If a hashboard is whining with elevated HW% and no upstream path cleared it: pull the board, remove the heatsink, inspect the DC-DC inductors for cold or cracked solder joints (these resonate more than clean joints), and refresh the thermal interface material on the DC-DC ICs. Use Arctic MX-6 or Thermal Grizzly Kryonaut. Dried thermal pads shift component resonance and can create whine where none existed. Reassemble and re-torque fasteners to spec — do not overtighten, because board flex amplifies mechanical whine.

15

Run a controlled firmware A/B test. Flash a known-quiet stable build and observe for 15 minutes with a phone recording. Flash the candidate build, observe, record. Compare the two captures in the same spectrum analyzer app. Pick the firmware where whine peaks are lowest and HW% is acceptable. DCENT_OS lets you pin DC-DC switching frequency on supported revisions — if you are willing to tune at that level, it is the surgical fix. Document your choice so the next firmware update can be tested against the same baseline.

16

Stop DIY and book a D-Central repair slot when any of these are true: visible cap bulging inside the PSU with no re-cap experience, burnt smell from chassis or PSU vents, scope ripple over 500 mV pk-pk with sustained load, two fans replaced and whine persists, or per-chain HW% on the whining board exceeds 3% after Tier 1-3 clearance. At this point you are in bench territory — programmable load, board-level rework, and chip-level diagnostics.

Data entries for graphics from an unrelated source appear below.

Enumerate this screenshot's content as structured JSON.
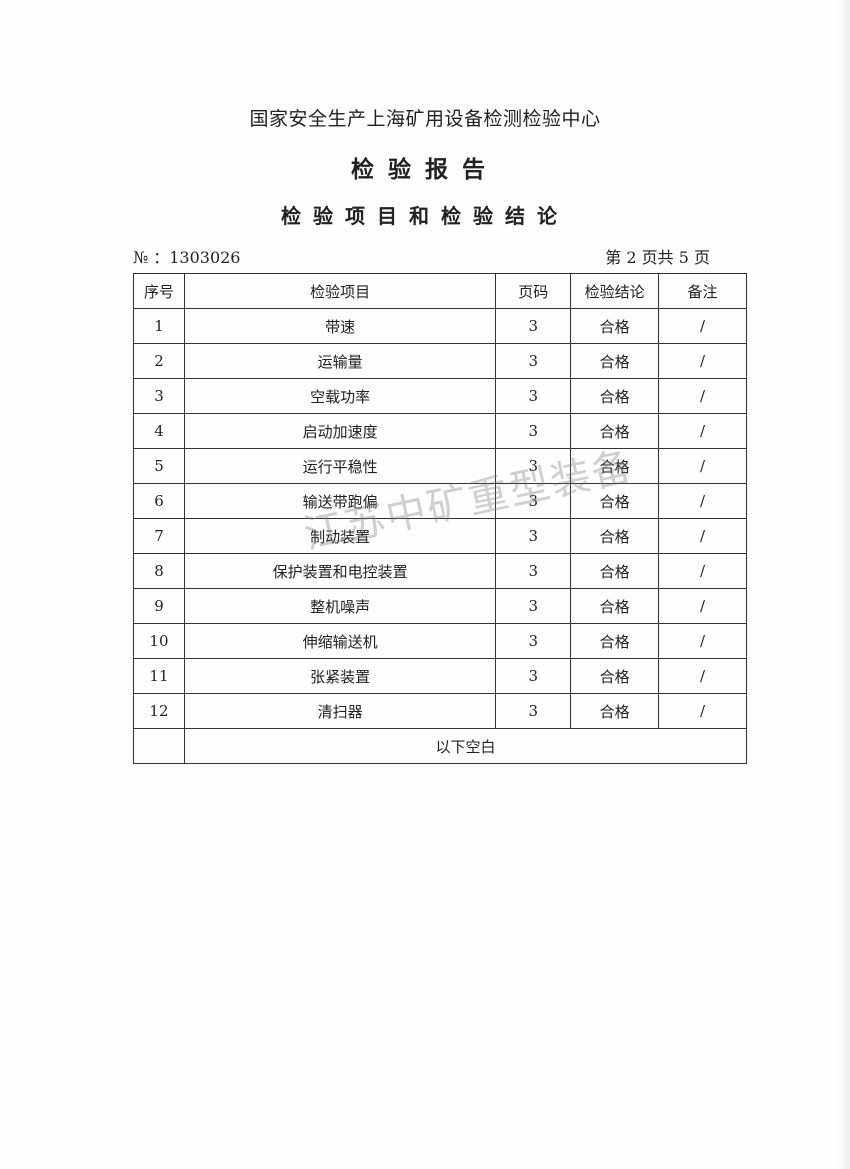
{
  "header": {
    "organization": "国家安全生产上海矿用设备检测检验中心",
    "title": "检验报告",
    "subtitle": "检验项目和检验结论",
    "report_no": "№ ：1303026",
    "page_info": "第 2 页共 5 页"
  },
  "table": {
    "columns": [
      "序号",
      "检验项目",
      "页码",
      "检验结论",
      "备注"
    ],
    "rows": [
      [
        "1",
        "带速",
        "3",
        "合格",
        "/"
      ],
      [
        "2",
        "运输量",
        "3",
        "合格",
        "/"
      ],
      [
        "3",
        "空载功率",
        "3",
        "合格",
        "/"
      ],
      [
        "4",
        "启动加速度",
        "3",
        "合格",
        "/"
      ],
      [
        "5",
        "运行平稳性",
        "3",
        "合格",
        "/"
      ],
      [
        "6",
        "输送带跑偏",
        "3",
        "合格",
        "/"
      ],
      [
        "7",
        "制动装置",
        "3",
        "合格",
        "/"
      ],
      [
        "8",
        "保护装置和电控装置",
        "3",
        "合格",
        "/"
      ],
      [
        "9",
        "整机噪声",
        "3",
        "合格",
        "/"
      ],
      [
        "10",
        "伸缩输送机",
        "3",
        "合格",
        "/"
      ],
      [
        "11",
        "张紧装置",
        "3",
        "合格",
        "/"
      ],
      [
        "12",
        "清扫器",
        "3",
        "合格",
        "/"
      ]
    ],
    "blank_note": "以下空白"
  },
  "watermark": "江苏中矿重型装备"
}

The repair is still economical; the tooling requirement is the gate.

17

D-Central bench process on an incoming S21 whine ticket: acoustic baseline under programmable load before any work, per-chain isolation using official Bitmain test binaries, DC-DC rework (inductor reseat or replacement if confirmed), PSU re-cap to spec with low-ESR parts, hashboard thermal refresh, and post-repair 24-hour burn-in at nameplate plus at -10% and +10% line voltage to confirm the whine does not return under real-world power conditions. Final acoustic capture is archived against the intake baseline.

18

Ship safely: hashboards in anti-static bags, PSU in original foam or equivalent, chassis double-boxed with at least 5 cm of foam on every side, fans taped in place if shipping the whole unit. Include a note with your phone recording (or link to it), observed dominant frequency, firmware version, whether whine tracks load / fan RPM / nothing, and when it started. Every bit of context shortens the bench diagnostic cycle and lowers your repair cost. Serial number, contact, and return address on the note as well.

When to Seek Professional Repair

If the steps above do not resolve the issue, or if you are not comfortable performing these repairs yourself, professional service is recommended. Attempting advanced repairs without proper equipment can cause further damage.